What is the driving force for the masculinization of mitochondrial genomes in Baltic population?

The most obvious explanation, that M genomes must occasionally be replaced because they degenerate, do not hold. The accumulation of potentially deleterious mutations in M-type genomes does not seem to be a problem for other DUI species. It has been shown that the system can be stable (ea. without any masculinization events) for hundreds of millions of years, as in unionidean mussels [10], moreover most Mytilus populations do not show masculinized genomes [33]. What is unique to the Baltic M. trossulus population is its nuclear background. Relatively high frequency of M. edulis alleles coupled with the complete replacement of the mitochondrial genomes creates a space for potential cytonuclear incompatibilities. They could lead to mitochondrial genome instabilities, both structural and functional. In fact, the CR length variants [59], recombination [30] and masculinization [27] can be viewed as manifestations of this instability. Under the mixed nuclear background the divergence threshold required to retain functionality of the mitochondrial genome may have abruptly lowered, rendering the divergent M genome less functional and therefore favoring masculinization. Studies reporting functional deficiencies of sperm carrying masculinized genomes in American M. edulis[60, 61] seem to support such hypothesis. The reported fitness deficiency happened in the context of the presence of apparently native M. trossulus F genomes in M. edulis individuals. These genomes were originally interpreted as M. edulis masculinized genomes, but it has been shown that they are more likely typical F genomes of M. trossulus[19]. In this context it was most likely the cytonuclear incompatibility rather than masculinization that caused the fitness deficiency [19]. Whatever the reason, it clearly happened also in the context of interspecies hybridisation showing that under this conditions sperm mitochondria may become less fit.

Can transcriptomics help to detect DUI?

There are three major F haplogroups in European populations of Mytilus spp. [18]. It has been noted previously, that a single lineage of genomes with mosaic CR structures has been derived from each of the haplogroups [28, 33]. Two of the three recombinant lineages were associated with M. galloprovincialis. In the Baltic Sea, apparently very recent masculinization involved genomes from all three clades [28]. This is the reason why some of them are quite divergent – most of the divergence did not accumulate after the masculinization.
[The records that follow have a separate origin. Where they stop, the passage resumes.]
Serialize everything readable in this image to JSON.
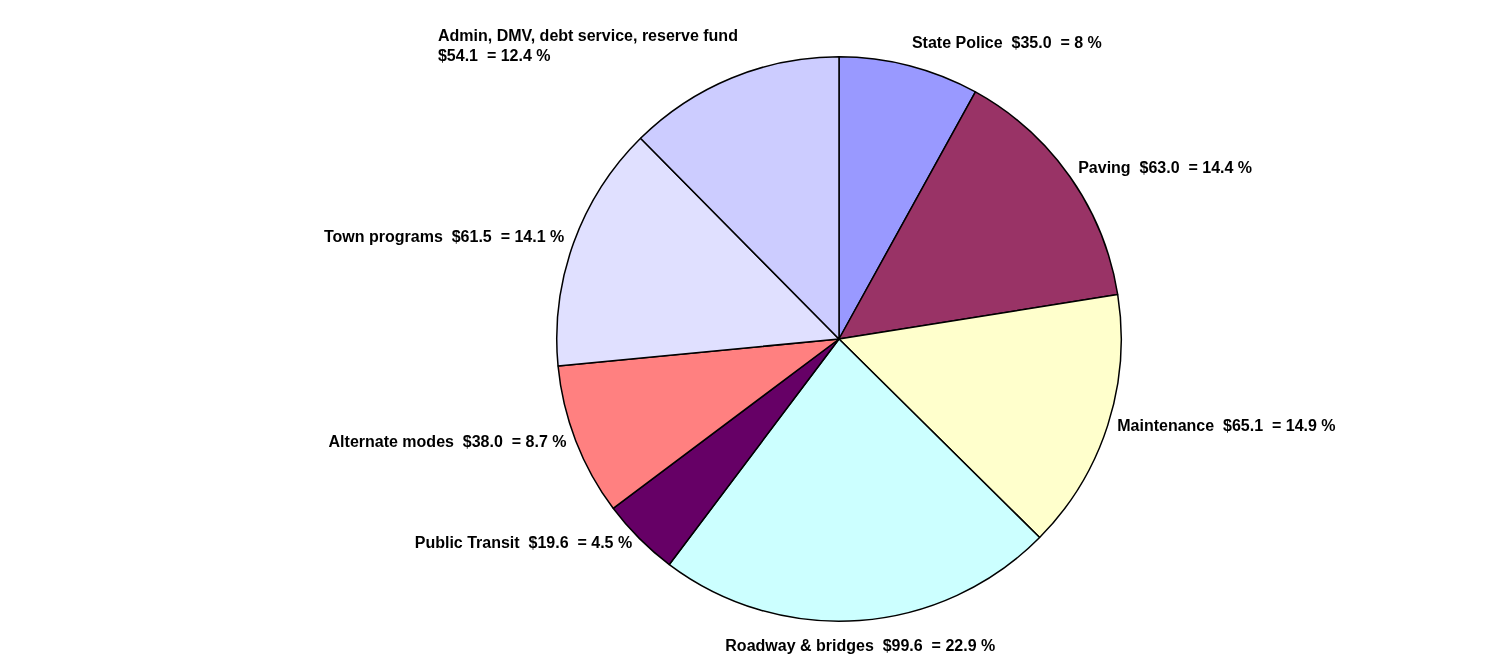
{
  "chart_data": {
    "type": "pie",
    "categories": [
      "State Police",
      "Paving",
      "Maintenance",
      "Roadway & bridges",
      "Public Transit",
      "Alternate modes",
      "Town programs",
      "Admin, DMV, debt service, reserve fund"
    ],
    "values": [
      35.0,
      63.0,
      65.1,
      99.6,
      19.6,
      38.0,
      61.5,
      54.1
    ],
    "value_labels": [
      "$35.0  = 8 %",
      "$63.0  = 14.4 %",
      "$65.1  = 14.9 %",
      "$99.6  = 22.9 %",
      "$19.6  = 4.5 %",
      "$38.0  = 8.7 %",
      "$61.5  = 14.1 %",
      "$54.1  = 12.4 %"
    ],
    "colors": [
      "#9999ff",
      "#993366",
      "#ffffcc",
      "#ccffff",
      "#660066",
      "#ff8080",
      "#e0e0ff",
      "#ccccff"
    ],
    "legend": false
  }
}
The <4% divergence between the two expressed genomes observed in this study (EL and ES) was high enough to unambiguously identify all transcripts. This shows the utility of transcriptomics in analysing mitochondrial divergence patterns. This methodology can be applied to other species as well, potentially overcoming the problems with the detection of DUI outlined by [9]: by analysing transcripts from male gonads one should be able to detect either single set of transcripts (for non-DUI species) or two sets of transcripts (indicating potential DUI species). We have shown that the sets can be distinguished even if the divergence is small. It should be even easier if the divergence is larger.

Conclusions

We have shown that two mitochondrial genomes are co-expressed in the mantle of a male Mytilus mussel from the Baltic Sea. Both genomes are functional and one of them is recently masculinized. The masculinized genome contains a mosaic CR. The recombination was confined to the CR of its ancestor and preceded masculinization. These conclusions must be stated as tentative at present, given the sample size of one male. Nevertheless, the proposed methodology demonstrates the usefulness of transcriptome analysis in studying DUI.